We've got a couple of days of heat ahead, and then rain will arrive and the daytime temperature will drop precipitously from the 80s to the 50s, and I'll be back to starting fires in the wood stove. And yet, apparently, it's June.
This morning I'll ship that novel I've been editing to the author, then turn my attention to housework, then work through an afternoon Frost Place meeting and an early evening meeting about a friend's poetry manuscript. And then salon writing tonight, and then my day will be done . . . though I'm hoping to slip out mid-afternoon and check out the new farmer's market that's opening around the corner.

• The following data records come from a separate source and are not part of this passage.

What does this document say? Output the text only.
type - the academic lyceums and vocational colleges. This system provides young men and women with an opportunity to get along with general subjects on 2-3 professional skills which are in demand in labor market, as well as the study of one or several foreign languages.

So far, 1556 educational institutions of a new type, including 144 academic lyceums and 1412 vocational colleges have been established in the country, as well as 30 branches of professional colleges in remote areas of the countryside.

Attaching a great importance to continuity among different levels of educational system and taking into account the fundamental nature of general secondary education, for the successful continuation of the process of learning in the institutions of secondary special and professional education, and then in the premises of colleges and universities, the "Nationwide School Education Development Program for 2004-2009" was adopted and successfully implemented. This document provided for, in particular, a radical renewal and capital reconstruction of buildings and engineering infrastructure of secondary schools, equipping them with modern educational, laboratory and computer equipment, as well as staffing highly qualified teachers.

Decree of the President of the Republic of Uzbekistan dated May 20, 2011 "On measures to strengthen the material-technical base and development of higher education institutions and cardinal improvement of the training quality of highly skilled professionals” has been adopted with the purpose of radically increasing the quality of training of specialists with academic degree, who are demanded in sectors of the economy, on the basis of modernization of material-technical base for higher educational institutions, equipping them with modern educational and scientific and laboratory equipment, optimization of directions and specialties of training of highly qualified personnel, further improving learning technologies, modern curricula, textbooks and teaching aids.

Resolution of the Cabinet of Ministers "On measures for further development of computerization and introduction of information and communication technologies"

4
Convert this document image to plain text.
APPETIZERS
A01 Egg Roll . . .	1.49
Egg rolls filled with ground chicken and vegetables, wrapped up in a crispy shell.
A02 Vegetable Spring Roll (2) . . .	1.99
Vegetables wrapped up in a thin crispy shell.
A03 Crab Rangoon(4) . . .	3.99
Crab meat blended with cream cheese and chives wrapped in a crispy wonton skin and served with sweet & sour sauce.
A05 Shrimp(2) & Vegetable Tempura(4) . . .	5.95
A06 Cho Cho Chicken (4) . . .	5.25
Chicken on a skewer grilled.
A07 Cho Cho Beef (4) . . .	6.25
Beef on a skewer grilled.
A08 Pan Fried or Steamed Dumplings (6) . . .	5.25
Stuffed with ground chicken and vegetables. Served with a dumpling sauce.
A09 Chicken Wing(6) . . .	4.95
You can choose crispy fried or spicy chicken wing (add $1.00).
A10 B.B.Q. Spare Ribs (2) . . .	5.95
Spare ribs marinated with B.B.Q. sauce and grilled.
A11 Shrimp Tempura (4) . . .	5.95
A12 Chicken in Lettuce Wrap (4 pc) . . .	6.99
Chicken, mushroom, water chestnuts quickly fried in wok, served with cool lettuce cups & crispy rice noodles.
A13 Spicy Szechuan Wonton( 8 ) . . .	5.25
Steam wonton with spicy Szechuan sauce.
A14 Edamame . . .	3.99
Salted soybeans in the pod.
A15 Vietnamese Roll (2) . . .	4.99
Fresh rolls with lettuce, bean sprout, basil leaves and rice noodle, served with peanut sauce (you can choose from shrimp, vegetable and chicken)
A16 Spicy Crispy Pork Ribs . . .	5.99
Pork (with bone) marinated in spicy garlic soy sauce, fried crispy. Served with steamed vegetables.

How did I end up in the sort of neighborhood that attracts a farmer's market? Life is strange, and we accidentally bought the last affordable house, and it is the shabbiest one on the block. Still, there's no denying that this place has a teeny-tiny Park Slope vibe. Even a freak from the woods can see that.
And even in this cute enclave, the chores never cease. Now that my teaching jobs have ended, I have more time to do things like handwash all of the winter hats and scarves and make a blueberry pie. I also have more time to think about building a new poetry collection, and that is tomorrow's assignment: stop this emotive dilly-dallying and start laying out those poems on the dining-room table. I have a responsibility to myself. I have to figure it out.